她怔愕了好一會兒,心中都險些以為姝豔魔尊這是因為方才的事小小報複一下自己,可瞧著姝豔魔尊那表情那態度,卻又都格外認真的樣子,一時間便拿不準。
“小姨你?”
“你心中的疑惑我也知道,無非是不明白我一向身體好好的怎麽就會命不久矣了。”姝豔魔尊閉了閉眼,將心中複雜的情緒全都平複下來,而後又看了看身後的姝豔魔宮。
“其實我也不理解,我原以為還能看著你長大,看著你逐漸與我並肩,看著你長成姐姐那般耀眼奪目的出色修士……”
姝豔魔尊的話語越發低沉下去,無限的悲戚隨著這一句話蔓延開來。
黎晏能感受到這話語中蘊含著自己即便刻意表演也複現不出的複雜情感,恐怕姝豔魔尊今日來敲她的門,也是想趕在自己死前再多看一看黎晏……
她對自己的姐姐是格外親近與依戀的,當初為了姐姐能夠扛著武器追著人砍,對黎晏這位姐姐的女兒也是格外喜愛與疼惜 的,為了黎晏也能舍棄無數。
可往後,這些都沒有機會了。
連帶著這座魔宮她也是看一眼少一眼的。
姝豔魔尊摘下自己的儲物袋,又褪下自己手上的儲物戒指,再一連摘下了許多身上的珍貴法器,將這些都一股腦地放到黎晏手中。
“我知道你並不缺這些東西,蒼梧定然是對你極好的,但我從前沒能照顧你多少,實在沒盡到做長輩的責任,往後恐怕也沒機會再愛護你了。”
“這些便當做我給你的補償,聊勝於無罷了,當然,你也可以當是我想給你留下些許念想。”
這便是托付遺產了。
一代大乘修士的全部身家,黎晏都不敢想這些個儲物法寶裏該有多少亮晶晶的靈石與珍寶。
即便姝豔魔尊是個冒牌貨,可這冒牌貨要撐得起魔尊的派頭,一定也是有許多的符合身份的準備的,且看那幾樣隨身攜帶的法寶便知道姝豔魔尊的東西都是何等價值不菲。
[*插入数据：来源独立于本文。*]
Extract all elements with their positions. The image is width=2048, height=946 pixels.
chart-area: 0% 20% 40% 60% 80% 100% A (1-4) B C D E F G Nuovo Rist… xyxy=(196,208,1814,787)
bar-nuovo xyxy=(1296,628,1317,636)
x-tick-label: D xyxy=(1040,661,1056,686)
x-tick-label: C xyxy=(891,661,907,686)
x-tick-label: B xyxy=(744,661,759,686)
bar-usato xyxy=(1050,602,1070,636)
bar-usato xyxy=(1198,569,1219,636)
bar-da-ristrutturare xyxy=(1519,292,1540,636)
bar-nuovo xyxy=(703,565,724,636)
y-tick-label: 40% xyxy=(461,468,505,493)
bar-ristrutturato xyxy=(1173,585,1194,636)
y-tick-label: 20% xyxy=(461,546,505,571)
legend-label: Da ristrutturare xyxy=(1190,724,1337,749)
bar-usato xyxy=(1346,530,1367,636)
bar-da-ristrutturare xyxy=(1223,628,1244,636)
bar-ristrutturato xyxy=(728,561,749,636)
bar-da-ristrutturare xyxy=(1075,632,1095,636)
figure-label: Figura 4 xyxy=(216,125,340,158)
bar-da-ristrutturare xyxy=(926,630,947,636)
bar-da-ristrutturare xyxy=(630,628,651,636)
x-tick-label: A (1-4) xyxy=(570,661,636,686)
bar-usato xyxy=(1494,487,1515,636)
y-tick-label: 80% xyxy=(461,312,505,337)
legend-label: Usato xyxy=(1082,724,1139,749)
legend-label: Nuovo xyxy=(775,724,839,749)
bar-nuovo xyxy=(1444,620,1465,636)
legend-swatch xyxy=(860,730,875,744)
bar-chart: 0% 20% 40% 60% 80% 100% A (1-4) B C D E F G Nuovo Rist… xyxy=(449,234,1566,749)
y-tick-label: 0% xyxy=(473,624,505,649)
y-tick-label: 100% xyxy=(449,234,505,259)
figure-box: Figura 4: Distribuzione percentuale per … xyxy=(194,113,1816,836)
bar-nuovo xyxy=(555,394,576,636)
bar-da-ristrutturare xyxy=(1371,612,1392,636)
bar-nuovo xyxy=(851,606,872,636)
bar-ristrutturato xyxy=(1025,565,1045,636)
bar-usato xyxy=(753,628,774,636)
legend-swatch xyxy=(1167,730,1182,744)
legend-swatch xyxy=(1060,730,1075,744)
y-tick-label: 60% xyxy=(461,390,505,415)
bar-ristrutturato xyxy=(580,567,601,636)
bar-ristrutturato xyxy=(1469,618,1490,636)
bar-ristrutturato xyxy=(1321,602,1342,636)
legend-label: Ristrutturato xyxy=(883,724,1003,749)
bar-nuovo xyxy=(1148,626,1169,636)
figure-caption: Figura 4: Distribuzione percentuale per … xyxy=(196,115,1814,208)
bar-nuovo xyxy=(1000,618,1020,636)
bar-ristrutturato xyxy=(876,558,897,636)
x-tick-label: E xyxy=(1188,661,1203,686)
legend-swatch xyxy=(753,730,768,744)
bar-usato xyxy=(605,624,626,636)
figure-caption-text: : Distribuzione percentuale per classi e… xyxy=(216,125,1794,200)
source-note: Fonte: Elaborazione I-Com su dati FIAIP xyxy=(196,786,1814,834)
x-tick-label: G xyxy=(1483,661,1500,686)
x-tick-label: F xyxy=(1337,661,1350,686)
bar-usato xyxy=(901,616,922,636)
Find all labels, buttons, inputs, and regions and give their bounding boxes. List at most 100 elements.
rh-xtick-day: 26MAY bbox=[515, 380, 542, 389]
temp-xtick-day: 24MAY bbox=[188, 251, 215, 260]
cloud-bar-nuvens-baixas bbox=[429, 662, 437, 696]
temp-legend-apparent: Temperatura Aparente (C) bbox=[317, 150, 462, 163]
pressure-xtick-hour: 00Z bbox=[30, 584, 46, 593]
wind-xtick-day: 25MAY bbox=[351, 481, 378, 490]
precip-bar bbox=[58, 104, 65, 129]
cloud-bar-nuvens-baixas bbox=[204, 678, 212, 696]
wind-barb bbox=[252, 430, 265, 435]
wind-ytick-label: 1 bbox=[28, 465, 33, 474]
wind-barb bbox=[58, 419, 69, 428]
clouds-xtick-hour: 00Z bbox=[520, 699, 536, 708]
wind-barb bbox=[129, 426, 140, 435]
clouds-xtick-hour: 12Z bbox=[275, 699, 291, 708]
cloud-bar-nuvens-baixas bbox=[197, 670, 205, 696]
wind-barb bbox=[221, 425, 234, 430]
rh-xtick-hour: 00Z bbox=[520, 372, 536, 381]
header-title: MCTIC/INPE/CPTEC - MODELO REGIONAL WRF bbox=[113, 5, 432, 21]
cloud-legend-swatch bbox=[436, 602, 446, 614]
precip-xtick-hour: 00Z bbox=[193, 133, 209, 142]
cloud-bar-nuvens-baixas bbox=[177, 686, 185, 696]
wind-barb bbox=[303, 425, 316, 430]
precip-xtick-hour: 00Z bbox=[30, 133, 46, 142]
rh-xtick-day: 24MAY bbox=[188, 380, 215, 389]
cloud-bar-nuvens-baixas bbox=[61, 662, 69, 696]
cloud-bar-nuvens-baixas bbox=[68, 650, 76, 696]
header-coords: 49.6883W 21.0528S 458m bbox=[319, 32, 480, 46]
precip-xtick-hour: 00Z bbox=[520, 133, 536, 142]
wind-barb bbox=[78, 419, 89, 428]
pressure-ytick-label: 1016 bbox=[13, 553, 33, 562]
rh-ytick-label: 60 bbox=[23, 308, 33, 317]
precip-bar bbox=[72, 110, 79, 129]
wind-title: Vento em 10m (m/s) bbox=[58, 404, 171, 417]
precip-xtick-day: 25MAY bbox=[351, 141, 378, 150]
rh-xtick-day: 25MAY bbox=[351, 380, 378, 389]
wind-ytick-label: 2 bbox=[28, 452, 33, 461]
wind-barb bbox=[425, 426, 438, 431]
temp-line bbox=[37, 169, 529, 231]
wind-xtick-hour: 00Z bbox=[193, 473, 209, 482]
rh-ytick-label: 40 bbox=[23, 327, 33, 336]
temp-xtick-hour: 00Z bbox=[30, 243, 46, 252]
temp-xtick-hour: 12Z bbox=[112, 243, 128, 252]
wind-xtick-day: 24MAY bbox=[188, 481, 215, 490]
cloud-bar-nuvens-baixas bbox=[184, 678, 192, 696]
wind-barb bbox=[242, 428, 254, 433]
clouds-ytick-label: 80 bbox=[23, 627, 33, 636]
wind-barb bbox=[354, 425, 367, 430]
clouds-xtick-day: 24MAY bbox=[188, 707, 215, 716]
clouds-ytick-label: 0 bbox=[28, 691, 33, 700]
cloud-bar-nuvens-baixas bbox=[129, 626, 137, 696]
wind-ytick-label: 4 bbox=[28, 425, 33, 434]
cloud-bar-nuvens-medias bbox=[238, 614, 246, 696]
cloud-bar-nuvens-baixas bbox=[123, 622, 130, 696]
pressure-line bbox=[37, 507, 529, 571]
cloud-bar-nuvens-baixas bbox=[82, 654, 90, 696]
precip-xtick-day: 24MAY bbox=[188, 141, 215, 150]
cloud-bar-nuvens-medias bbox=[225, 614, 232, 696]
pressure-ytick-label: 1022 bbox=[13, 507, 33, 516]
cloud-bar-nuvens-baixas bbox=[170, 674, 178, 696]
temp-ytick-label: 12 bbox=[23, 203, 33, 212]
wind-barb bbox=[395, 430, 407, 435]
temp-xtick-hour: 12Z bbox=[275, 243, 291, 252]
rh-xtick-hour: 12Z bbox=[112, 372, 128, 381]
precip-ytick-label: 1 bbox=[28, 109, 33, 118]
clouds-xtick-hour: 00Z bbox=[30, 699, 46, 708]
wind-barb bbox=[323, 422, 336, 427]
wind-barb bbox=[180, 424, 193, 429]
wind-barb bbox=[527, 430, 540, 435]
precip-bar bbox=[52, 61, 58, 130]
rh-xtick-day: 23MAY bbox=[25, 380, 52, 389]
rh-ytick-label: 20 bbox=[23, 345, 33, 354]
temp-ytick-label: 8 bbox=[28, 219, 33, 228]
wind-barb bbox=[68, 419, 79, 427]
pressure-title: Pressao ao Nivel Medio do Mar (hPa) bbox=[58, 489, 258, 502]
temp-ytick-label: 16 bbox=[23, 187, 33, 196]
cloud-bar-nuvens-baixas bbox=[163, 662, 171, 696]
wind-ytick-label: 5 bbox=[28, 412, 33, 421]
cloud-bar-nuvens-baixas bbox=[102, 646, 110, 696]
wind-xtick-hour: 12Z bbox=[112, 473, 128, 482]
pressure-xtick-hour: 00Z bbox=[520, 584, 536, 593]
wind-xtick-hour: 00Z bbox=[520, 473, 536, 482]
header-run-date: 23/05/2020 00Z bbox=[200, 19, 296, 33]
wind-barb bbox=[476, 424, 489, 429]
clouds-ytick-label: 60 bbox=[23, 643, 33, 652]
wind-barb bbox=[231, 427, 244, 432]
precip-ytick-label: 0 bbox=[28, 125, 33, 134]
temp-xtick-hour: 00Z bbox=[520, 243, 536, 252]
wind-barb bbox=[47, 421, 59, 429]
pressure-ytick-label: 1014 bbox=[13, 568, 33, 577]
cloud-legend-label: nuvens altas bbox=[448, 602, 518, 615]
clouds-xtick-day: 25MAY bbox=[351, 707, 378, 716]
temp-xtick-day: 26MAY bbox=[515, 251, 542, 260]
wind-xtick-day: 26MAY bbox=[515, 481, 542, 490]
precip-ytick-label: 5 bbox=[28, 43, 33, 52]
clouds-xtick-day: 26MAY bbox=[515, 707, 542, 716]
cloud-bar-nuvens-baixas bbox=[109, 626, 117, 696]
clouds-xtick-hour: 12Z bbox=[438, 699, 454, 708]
但眼下更讓她不敢想的是:姝豔魔尊的身影真的在她麵前便開始漸漸消散了。
這樣一個聖宮辛苦安插的魔尊棋子,什麽都沒做,什麽作用都沒起到,便要這樣消散了?
黎晏不理解。
可她用上了特殊的視域也仍舊未能從姝豔魔尊身上看出什麽不妥。
姝豔魔尊不是放了一具假身在此迷惑她,也不是在同她嬉笑玩鬧。
瞧著姝豔魔尊一點點在她眼前消散,黎宴想起了當初梨顏的殘魂在自己麵前化為虛無的景象。
好熟悉……
是巧合?還是另有原因?
妹豔魔尊察覺到她神情的異常,低頭看了自己的身體,眼中流露出些許詫異,很快又釋然。
“居然這麽快,想想倒也難怪…”
想來是見到了黎晏,原本吊著的一口氣便這麽鬆了,強撐著未曾潰散的身體也再也無法堅持。
“看來我得長話短說了,蒼梧說先前一直未曾有過我的消息,我還想著他真是老了,連我這樣在魔界威名赫赫的大魔尊也調查不出。”
提及蒼梧道尊之時,姝豔魔尊臉上神情更柔和了幾分,似乎是想起了從前同這位舊時好友的各種嬉笑怒罵。
“但自從不久前我的‘存在’開始變得虛浮,我便意識到在這件事上出問題的不是他,而是我。”